Rachel N. Brackley, OD; Case Series Editor: Jean Marie Pagani, OD


December 17, 2013

Case Diagnosis

As a result of the gonioscopic view of the angle and the presence of asymmetric intraocular pressure (IOP), a diagnosis of angle recession glaucoma OD was made. Gonioscopy demonstrated a wider-than-normal ciliary body in some quadrants caused by disruptions in the fibers of the ciliary body, a normal ciliary body band in other quadrants, and torn iris processes.

In primary open-angle glaucoma, IOP would be increased in both eyes, without visible damage to structures of the angle.

Although an asymmetric IOP was found, no pseudoexfoliative material was seen on the anterior capsule of the lens, eliminating the diagnosis of pseudoexfoliation glaucoma.

In narrow-angle glaucoma, the gonioscopy would show very few angle structures. In this case, the ciliary body is present, excluding the diagnosis.

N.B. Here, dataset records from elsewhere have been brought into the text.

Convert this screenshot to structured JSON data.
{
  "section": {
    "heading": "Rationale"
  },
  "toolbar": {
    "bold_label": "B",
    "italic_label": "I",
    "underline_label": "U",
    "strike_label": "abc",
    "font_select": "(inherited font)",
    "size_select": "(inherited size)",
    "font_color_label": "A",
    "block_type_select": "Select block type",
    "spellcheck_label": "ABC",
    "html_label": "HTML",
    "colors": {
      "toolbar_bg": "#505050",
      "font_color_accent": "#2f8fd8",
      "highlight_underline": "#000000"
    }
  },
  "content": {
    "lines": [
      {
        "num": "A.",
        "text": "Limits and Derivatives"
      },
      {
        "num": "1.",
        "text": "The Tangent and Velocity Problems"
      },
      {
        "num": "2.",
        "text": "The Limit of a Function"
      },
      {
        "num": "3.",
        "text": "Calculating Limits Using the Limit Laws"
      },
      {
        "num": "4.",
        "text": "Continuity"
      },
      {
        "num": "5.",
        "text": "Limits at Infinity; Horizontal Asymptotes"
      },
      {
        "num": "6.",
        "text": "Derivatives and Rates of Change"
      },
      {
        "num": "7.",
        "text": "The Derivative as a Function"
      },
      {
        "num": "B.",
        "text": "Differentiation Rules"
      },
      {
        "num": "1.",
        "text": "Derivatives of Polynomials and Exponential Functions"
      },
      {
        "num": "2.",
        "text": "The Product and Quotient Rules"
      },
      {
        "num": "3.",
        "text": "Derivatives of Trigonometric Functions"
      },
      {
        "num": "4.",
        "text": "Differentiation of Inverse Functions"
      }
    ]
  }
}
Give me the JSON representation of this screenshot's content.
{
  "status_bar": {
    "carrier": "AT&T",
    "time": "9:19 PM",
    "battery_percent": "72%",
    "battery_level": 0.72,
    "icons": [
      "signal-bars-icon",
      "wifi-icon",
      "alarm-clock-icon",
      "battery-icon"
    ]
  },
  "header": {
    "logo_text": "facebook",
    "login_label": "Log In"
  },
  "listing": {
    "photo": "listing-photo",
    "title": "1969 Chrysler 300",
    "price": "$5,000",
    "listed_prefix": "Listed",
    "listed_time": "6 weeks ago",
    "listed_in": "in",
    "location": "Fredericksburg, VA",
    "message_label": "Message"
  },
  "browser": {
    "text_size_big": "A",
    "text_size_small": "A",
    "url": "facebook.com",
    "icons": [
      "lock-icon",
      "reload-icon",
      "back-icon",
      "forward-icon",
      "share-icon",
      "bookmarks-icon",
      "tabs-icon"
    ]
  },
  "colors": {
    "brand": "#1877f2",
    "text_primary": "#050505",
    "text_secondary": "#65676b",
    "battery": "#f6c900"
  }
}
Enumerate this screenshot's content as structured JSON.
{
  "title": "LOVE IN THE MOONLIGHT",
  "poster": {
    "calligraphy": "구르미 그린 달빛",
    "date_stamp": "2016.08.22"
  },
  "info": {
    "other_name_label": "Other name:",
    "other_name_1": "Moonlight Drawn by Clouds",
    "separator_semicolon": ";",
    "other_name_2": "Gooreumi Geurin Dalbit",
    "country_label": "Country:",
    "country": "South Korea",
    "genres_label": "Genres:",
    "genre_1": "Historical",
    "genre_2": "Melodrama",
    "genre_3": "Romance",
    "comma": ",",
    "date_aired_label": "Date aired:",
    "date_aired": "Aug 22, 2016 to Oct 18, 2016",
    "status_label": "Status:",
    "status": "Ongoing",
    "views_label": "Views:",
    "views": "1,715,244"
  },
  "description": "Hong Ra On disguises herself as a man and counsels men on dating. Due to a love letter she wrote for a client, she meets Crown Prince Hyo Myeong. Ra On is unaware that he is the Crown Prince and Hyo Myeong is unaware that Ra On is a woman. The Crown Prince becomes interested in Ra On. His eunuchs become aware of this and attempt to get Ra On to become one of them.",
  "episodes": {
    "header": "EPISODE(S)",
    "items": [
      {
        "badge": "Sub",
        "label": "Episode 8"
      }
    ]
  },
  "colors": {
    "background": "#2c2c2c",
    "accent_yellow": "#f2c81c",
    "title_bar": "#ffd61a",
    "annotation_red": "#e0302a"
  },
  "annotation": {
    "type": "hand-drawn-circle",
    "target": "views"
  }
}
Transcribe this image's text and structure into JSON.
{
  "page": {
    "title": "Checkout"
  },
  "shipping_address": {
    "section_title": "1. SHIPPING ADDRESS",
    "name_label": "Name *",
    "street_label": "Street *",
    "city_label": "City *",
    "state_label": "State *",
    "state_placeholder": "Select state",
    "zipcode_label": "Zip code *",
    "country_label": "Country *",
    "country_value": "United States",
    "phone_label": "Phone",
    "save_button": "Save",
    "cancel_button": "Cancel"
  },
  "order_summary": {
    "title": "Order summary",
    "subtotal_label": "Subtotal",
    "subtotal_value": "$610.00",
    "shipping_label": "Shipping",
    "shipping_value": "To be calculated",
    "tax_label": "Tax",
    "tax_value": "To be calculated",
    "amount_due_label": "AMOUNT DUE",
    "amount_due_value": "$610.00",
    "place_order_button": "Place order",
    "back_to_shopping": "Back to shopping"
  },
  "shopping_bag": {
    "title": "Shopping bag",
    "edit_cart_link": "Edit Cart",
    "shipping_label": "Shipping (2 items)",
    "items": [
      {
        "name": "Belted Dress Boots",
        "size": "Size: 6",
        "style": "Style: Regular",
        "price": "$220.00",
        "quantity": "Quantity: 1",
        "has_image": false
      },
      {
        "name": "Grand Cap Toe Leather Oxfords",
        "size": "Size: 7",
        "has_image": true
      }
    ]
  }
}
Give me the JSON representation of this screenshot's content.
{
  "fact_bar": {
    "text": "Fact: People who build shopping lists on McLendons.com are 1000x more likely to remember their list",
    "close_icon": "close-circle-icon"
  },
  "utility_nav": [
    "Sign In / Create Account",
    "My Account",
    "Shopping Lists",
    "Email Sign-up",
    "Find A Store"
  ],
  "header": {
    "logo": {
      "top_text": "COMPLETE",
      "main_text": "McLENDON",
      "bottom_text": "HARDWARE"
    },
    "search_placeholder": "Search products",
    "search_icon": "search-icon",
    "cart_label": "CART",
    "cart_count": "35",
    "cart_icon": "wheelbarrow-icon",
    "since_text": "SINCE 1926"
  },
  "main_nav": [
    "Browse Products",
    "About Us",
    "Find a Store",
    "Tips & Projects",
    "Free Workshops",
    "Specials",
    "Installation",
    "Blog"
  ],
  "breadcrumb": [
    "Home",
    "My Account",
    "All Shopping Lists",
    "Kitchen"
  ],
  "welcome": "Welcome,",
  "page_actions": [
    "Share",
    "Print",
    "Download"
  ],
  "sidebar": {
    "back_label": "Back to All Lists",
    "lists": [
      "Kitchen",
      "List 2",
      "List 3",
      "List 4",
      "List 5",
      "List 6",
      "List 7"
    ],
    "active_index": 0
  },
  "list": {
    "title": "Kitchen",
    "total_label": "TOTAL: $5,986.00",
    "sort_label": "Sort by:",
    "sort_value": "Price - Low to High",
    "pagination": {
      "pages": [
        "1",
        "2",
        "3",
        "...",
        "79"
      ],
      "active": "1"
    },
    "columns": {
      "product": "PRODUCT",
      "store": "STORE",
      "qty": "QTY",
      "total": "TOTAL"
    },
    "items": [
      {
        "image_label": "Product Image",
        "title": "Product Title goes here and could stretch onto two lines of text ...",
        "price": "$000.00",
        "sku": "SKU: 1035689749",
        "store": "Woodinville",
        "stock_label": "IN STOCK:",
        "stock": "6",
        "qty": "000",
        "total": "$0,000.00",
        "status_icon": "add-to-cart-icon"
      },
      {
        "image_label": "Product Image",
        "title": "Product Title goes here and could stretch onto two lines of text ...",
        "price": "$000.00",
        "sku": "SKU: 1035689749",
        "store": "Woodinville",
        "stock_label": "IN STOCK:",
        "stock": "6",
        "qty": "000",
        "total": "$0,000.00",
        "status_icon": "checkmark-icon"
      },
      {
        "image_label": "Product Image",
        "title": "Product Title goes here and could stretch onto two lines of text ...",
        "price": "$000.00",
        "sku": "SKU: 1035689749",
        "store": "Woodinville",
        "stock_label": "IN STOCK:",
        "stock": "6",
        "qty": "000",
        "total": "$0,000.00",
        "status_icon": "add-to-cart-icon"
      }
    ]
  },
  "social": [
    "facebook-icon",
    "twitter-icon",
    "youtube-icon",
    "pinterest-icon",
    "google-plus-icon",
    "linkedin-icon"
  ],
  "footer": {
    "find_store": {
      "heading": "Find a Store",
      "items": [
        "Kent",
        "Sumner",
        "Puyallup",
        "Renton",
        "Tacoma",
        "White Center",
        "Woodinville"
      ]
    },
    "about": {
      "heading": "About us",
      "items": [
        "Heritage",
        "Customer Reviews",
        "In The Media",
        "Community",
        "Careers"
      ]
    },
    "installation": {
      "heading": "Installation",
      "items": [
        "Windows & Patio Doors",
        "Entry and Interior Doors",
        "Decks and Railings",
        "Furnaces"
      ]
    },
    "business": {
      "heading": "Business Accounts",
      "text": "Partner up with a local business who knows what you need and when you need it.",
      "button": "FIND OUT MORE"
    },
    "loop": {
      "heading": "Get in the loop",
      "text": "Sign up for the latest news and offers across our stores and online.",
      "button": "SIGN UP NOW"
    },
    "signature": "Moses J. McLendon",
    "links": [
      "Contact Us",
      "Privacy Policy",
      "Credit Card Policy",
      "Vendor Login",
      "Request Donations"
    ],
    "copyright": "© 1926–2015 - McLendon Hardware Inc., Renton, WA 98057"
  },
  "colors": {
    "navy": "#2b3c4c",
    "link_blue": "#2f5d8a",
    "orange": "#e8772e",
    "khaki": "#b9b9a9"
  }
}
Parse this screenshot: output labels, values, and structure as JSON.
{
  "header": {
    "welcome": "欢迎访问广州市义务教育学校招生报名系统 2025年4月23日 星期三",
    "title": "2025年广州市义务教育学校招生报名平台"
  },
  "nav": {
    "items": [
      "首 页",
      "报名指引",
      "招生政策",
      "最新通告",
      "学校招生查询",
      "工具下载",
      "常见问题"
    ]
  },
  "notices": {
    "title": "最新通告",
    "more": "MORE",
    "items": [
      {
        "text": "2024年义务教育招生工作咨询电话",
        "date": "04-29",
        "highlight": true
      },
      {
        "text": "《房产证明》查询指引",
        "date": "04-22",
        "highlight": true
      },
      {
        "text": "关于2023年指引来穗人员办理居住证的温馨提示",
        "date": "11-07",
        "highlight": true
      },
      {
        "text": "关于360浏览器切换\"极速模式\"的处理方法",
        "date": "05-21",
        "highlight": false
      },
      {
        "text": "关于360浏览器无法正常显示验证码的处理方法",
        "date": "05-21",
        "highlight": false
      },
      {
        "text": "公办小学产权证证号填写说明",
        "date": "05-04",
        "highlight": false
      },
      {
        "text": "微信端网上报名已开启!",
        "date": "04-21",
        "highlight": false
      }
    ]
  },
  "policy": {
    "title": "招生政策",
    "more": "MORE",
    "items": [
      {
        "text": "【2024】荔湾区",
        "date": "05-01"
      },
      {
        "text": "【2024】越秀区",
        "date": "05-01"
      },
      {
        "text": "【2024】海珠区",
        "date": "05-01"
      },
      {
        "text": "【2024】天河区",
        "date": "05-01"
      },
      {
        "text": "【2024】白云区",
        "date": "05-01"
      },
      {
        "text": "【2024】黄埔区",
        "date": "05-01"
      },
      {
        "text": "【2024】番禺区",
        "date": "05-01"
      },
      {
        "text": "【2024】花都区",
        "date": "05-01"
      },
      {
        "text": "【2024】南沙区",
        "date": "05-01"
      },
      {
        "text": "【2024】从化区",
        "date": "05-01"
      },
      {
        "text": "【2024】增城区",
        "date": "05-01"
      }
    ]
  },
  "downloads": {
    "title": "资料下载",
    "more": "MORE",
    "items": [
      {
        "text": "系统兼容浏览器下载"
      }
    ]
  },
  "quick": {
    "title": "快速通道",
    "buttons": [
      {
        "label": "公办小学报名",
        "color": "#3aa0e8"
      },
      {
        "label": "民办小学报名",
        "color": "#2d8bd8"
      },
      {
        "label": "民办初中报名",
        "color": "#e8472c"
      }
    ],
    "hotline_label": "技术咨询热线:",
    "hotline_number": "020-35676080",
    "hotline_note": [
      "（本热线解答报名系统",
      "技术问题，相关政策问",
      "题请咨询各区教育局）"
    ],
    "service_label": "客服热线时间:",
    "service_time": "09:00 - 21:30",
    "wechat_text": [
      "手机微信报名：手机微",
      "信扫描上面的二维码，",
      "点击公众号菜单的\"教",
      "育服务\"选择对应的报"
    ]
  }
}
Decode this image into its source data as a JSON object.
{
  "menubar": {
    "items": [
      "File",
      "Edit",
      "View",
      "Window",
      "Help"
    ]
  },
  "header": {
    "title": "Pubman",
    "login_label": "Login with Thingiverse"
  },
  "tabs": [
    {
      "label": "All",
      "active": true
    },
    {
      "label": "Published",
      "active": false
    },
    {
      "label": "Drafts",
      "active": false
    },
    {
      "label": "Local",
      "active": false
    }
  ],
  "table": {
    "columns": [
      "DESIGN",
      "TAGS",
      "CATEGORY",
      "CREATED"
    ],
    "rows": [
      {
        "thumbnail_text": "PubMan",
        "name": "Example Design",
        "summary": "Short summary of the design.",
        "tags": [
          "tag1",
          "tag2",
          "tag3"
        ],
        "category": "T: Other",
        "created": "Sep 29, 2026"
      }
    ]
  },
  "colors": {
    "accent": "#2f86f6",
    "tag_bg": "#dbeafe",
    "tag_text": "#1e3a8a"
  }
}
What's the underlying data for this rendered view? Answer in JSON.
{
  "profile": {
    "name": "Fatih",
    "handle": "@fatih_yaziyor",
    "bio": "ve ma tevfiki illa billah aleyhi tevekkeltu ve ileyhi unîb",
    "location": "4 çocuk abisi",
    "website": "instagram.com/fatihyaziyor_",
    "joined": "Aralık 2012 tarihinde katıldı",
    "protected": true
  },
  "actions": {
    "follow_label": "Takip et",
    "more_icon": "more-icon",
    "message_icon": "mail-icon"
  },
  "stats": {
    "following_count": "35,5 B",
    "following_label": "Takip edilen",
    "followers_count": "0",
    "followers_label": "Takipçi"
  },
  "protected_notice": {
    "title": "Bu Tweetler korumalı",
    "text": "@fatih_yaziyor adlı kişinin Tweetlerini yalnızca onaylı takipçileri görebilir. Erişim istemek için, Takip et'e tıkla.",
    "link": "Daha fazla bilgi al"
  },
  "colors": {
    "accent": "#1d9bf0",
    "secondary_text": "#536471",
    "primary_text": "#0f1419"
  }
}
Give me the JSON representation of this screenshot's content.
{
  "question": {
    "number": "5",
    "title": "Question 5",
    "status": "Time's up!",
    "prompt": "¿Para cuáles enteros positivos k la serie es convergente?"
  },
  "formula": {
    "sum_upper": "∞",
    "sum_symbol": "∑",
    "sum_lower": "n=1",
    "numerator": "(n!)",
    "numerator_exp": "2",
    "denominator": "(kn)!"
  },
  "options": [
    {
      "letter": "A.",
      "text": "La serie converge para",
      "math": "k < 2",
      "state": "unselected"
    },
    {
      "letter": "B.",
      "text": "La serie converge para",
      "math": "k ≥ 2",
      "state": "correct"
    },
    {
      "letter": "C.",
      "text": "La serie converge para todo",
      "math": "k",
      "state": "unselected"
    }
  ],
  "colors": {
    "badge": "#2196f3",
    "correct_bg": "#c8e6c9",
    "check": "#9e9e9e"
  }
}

A patient with anatomically narrow angles may have had a past angle closure attack with previous symptoms, including headache, eye pain, and intermittent blurred vision.

Uveitic glaucoma would cause a unilateral increase in IOP, but with the lack of inflammation in the anterior chamber and peripheral anterior synechiae in the angle, the diagnosis can be excluded.